Il existe une troisième position sur la conscience phonologique
et la lecture qui pourrait être résumée ainsi:
3) La conscience phonologique et le savoir-faire en
lecture n'ont aucun lien, ce sont des capacités
indépendantes.
Ce point de vue pourrait être celui avancé par des
lecteurs de systèmes d'écriture non-alphabétique
(comme les Chinois) et pourrait s'appliquer A un
phonéticien expérimenté et dans une certaine
mesure (voir ci-dessous) A des lecteurs de systèmes
d'écriture alphabétique.
LA CONSCIENCE PHONÉTIQUE ET L'ALPHABÉTISATION CHEZ LES ADULTES
De nombreuses études ont montré que les adultes non
alphabétisés parlant leur langue maternelle ne sont pas
capables de réaliser des épreuves étudiant la
conscience du segment phonétique (habituellement la suppression
de phonèmes) alors que les lecteurs de systèmes
d'écriture alphabétique - dès le CE1 - sont
capables d'effectuer de telles tâches. Bertelsen et de Gelder
(1989), par exemple, présentent nombre d'études de sujets
parlant le portugais, le belge, le japonais et le chinois qui
démontrent l'absence de conscience du segment phonétique
chez les adultes non-lecteurs ou lecteurs de systèmes
d'écriture non-alphabétique, de même que sa
présence chez des personnes qui ont appris A lire des
systèmes d'écriture alphabétique A
l'âge adulte. Scholes et Willis (1987 ; 1991) justifient
l'absence de conscience du segment phonétique chez les
non-lecteurs de langue maternelle anglaise de même que sa
présence chez les enfants de CE1 qui réussissent leur
apprentissage de la lecture.
De tels travaux démontrent clairement que la conscience du
segment phonétique n'est pas un composant naturel de la
conscience linguistique orale. Étant donné ce
résultat, il s'ensuit que la conscience du segment
phonétique n'est pas présente chez l'enfant
pré-lecteur et donc, ne peut pas être
considérée comme un signe précurseur de la
réussite en lecture. Ces travaux ne disent pas, bien sûr,
si la pratique de la conscience du segment phonétique pourrait
ou non aider un enfant A apprendre A lire : cette
question sera traitée ci-dessous.
Il est particulièrement instructif d'étudier la
conscience du segment phonétique chez les adultes
alphabétisés. Quand on demande aux anglophones adultes
alphabétisés de réaliser des épreuves
phonologiques, leurs réponses démontrent
généralement qu'ils conceptualisent le discours en termes
de forme écrite. Plusieurs chercheurs (Ehri et Wilce, 1986 ;
Derwing, 1992 ; Scholes, 1993) ont montré cela de
différentes manières. Des sujets utilisent une
procédure basée sur l'orthographe en comptant les sons,
par exemple, et jugent que des mots comme 'tempt' et 'limped' ont plus
de sons que 'tent' et 'lint' ; que 'ditch' a plus de sons que 'rich',
etc. Lorsqu'on leur demande de supprimer des sons, ils trouvent moins
difficile le fait de supprimer le [t] de 'witch' (='wish') que de
'which' (= 'wish'). (1)
Lors d'une récente étude, j'ai demandé A
des étudiants d'université (N=70) de supprimer des sons
dans des mots et de rapporter les résultats par écrit.

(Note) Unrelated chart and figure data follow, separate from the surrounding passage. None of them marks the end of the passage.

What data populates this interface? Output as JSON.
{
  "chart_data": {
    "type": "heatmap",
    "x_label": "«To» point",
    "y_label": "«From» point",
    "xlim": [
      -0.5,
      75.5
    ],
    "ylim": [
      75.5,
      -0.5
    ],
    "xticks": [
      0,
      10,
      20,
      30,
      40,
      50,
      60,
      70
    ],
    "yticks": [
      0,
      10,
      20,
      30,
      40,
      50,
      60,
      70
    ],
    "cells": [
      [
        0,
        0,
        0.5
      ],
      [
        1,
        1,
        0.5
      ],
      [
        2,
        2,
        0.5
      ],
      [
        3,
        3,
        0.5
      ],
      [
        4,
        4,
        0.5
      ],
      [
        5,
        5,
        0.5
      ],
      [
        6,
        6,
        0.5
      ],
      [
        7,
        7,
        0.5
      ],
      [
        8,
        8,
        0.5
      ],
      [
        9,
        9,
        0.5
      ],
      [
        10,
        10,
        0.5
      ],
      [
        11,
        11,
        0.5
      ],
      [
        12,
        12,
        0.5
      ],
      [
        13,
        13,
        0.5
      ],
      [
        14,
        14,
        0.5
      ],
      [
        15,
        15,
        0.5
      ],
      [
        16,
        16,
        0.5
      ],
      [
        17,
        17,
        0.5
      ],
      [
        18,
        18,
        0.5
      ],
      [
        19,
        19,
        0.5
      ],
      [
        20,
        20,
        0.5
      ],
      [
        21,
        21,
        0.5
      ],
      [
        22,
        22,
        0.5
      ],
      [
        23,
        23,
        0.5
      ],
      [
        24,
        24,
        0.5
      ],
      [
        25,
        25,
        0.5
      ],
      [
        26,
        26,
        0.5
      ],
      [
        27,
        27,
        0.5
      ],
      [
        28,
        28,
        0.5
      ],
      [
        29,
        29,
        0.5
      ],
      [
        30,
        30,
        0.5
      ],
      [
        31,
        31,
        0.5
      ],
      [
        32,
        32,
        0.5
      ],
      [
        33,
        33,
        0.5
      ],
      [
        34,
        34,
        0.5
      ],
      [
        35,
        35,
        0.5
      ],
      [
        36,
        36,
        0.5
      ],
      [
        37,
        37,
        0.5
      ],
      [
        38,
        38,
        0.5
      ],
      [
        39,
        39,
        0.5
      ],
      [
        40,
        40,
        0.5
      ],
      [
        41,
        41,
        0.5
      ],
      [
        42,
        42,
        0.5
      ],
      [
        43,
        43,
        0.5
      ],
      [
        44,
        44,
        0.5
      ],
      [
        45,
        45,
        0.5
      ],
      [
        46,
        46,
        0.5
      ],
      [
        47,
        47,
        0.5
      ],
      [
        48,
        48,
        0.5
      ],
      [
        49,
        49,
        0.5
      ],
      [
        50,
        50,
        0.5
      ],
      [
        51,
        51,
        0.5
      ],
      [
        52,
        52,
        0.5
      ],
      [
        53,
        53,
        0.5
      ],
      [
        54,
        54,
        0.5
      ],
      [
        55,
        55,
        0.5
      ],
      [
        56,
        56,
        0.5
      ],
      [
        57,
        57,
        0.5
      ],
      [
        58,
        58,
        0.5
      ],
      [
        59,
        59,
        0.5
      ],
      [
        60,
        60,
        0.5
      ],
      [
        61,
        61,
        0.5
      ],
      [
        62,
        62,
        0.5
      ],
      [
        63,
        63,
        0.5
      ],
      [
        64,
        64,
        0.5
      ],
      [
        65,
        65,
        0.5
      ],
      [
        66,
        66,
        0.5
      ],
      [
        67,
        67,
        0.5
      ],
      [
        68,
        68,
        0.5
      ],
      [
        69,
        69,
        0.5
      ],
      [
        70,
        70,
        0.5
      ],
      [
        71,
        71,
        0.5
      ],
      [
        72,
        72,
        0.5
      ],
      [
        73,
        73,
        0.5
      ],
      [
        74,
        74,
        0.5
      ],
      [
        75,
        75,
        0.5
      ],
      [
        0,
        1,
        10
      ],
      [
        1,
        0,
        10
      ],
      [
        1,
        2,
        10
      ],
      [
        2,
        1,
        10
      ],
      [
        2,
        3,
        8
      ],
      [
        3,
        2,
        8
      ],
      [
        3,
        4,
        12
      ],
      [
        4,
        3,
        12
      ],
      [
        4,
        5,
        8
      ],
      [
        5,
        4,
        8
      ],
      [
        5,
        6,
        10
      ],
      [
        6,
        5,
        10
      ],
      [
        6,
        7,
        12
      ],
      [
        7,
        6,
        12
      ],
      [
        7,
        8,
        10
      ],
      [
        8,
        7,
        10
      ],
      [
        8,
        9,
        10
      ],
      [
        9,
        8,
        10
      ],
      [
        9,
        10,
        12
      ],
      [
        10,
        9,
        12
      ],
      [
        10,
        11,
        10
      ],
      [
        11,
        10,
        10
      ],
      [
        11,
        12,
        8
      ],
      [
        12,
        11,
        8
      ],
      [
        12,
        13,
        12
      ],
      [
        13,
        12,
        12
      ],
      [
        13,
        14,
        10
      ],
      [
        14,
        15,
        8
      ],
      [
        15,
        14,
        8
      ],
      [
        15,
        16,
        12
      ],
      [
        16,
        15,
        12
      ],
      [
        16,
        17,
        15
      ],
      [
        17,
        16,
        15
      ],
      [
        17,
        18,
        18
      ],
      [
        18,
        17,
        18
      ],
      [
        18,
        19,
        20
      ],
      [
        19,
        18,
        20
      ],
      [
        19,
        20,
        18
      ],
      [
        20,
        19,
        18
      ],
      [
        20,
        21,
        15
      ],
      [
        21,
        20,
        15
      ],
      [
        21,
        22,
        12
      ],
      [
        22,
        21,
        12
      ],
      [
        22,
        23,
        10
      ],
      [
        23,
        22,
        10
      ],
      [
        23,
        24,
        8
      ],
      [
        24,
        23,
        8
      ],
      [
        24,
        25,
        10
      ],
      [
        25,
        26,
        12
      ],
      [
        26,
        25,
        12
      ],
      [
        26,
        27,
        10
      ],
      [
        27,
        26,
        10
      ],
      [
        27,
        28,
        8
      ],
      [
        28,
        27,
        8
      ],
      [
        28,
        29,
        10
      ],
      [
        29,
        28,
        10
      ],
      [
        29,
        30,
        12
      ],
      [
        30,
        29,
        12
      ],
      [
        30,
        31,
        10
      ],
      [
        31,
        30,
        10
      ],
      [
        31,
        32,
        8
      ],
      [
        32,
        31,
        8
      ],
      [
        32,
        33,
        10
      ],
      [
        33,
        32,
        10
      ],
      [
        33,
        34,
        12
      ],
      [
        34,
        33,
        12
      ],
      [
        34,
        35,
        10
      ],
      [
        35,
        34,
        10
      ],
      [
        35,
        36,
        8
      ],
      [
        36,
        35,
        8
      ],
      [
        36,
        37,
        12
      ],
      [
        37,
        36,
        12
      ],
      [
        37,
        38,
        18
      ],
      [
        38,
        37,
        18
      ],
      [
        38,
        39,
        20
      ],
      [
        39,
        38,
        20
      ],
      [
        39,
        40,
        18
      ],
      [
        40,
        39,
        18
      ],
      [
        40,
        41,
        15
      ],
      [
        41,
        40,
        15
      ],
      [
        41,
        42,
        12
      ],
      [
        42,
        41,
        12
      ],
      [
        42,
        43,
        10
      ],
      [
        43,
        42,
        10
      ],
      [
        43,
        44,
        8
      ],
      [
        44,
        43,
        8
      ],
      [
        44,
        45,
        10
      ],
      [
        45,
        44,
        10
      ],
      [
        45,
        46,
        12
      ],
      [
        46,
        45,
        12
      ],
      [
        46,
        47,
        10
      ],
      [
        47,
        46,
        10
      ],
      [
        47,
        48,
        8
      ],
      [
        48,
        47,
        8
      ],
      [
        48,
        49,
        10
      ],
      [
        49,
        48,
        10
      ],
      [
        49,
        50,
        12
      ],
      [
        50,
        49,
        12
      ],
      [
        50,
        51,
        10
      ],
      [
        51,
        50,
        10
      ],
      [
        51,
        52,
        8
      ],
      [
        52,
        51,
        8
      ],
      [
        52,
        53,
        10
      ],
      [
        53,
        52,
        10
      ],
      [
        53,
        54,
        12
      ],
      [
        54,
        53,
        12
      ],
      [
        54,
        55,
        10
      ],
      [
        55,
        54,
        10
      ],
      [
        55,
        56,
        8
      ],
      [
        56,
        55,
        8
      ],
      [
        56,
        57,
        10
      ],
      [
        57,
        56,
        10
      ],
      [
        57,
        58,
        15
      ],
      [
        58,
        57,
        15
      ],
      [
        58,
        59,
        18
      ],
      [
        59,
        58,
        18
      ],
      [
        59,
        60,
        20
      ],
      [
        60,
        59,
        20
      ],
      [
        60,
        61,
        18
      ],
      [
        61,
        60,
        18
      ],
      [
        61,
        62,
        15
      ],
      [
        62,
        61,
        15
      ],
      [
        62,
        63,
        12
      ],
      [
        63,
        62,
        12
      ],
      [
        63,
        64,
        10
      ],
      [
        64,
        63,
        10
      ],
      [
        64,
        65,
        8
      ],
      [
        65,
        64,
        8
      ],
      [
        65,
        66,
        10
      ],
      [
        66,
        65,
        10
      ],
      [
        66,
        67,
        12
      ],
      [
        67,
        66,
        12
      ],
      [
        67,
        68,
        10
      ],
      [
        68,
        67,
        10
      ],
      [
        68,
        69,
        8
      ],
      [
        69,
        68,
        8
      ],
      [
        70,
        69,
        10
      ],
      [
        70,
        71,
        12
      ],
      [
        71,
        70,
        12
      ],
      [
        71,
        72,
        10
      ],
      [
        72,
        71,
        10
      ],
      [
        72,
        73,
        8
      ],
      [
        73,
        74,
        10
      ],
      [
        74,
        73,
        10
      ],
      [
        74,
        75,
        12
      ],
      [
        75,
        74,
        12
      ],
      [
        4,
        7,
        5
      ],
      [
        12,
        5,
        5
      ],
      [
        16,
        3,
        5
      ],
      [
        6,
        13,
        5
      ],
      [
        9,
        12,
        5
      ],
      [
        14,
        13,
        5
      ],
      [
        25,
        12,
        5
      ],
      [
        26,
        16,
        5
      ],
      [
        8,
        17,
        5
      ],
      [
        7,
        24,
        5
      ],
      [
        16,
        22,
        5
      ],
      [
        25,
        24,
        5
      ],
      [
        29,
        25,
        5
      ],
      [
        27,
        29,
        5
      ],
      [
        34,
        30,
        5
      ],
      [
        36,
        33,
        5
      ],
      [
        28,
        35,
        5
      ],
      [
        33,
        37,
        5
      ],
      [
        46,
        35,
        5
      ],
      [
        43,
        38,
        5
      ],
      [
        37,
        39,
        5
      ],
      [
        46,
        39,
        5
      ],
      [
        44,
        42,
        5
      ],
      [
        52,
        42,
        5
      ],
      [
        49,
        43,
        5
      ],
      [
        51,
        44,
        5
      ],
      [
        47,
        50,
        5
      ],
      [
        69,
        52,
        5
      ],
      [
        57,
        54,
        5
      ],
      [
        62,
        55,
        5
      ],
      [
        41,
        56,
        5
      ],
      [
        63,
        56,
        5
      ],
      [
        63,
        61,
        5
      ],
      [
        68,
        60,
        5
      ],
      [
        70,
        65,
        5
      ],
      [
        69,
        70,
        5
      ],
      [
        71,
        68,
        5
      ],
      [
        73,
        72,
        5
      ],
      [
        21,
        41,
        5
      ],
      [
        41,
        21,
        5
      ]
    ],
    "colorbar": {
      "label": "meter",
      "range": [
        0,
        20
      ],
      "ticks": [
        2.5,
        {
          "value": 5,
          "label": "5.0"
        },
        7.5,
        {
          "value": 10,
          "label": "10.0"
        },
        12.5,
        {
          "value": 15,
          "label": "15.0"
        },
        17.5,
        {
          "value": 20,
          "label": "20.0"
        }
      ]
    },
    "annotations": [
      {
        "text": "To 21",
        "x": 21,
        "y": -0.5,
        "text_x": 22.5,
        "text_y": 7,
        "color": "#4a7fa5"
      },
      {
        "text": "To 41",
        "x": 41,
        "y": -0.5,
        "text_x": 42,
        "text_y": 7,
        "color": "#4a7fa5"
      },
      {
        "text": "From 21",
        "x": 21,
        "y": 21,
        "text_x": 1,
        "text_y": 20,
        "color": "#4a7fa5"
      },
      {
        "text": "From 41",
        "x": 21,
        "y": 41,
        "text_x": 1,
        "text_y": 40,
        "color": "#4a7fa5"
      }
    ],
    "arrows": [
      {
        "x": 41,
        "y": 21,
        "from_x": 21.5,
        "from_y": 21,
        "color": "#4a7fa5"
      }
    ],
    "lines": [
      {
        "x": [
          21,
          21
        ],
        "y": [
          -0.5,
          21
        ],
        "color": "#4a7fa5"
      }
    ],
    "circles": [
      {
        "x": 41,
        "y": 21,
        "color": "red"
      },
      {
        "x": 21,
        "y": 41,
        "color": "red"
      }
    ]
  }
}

Pendant cette expérience, j'ai évité que les
sujets se trouvent dans l'incapacité d'articuler des consonnes
occlusives isolées en leur demandant d'enlever le Nième
son (par exemple, le premier son, le deuxième son, ou le
troisième son, etc.). Un essai se présentait sous la
forme suivante : Quel mot obtenez-vous si vous supprimez le
Nième son du mot X ; par exemple, Quel mot obtenez-vous si vous
supprimez le 2ème son du mot 'frame' ? Dans quelques-uns des
essais, le son A supprimer entretient une relation univoque avec
une lettre dans l'orthographe du mot. Les sujets ont très bien
réussi ces stimuli (Tableau 1, Série 1). Dans d'autres
cas, le son A supprimer ne correspond pas A une lettre
dans l'orthographe des mots. Les sujets n'ont pas très bien
réussi ces stimuli (Tableau 1, Série II).
Tableau 1
Pourcentage de réponses correctes dans une tâche de suppression de phonèmes
70 réponses pour chaque stimulus
Série 1 : Le son = la lettre 90%
Supprimer 1er son de 'grow' ([gro] - [g] - [ro], 'row') 93%
Supprimer le 2ème son de 'frame' ([frem] - [r] = [fem] 'fame') 97%
Supprimer le 1er son de 'stable' ([stebl] -[s] = [tebl] 'table') 83%
Supprimer le 4ème son de 'stable' ([stebl) -[b] = [stel] 'stale') 86%
Série II : Le Son n'est pas la lettre 12%
Supprimer le 4ème son de 'placed' ([plest] - [s] = [plet] 'plate') 16%
Supprimer le 3ème son de 'faxed' ([faekst] - [k] = [faest] 'fast') 11%
Supprimer le 4ème son de 'faxed' ([faekst] - [s] = [fekt] 'fact') 6%
Supprimer le 3ème son de 'liked' ([laiikt] - [k] = [lait] 'light') 19%
Si la conscience du segment phonétique précédait
ou était indépendante de la maîtrise de
l'écriture alphabétique, les exemples de la série
II ne devraient pas être plus difficiles que ceux de la
série I. Or ils le sont de façon significative. Qui plus
est, ces études montrent que la conscience du segment
phonétique est une conséquence très limitée
de la maîtrise du système alphabétique dans la
mesure où les gens qui sont alphabétisés sont
conscients des segments phonétiques seulement quand ces segments
ont une correspondance univoque avec les lettres écrites.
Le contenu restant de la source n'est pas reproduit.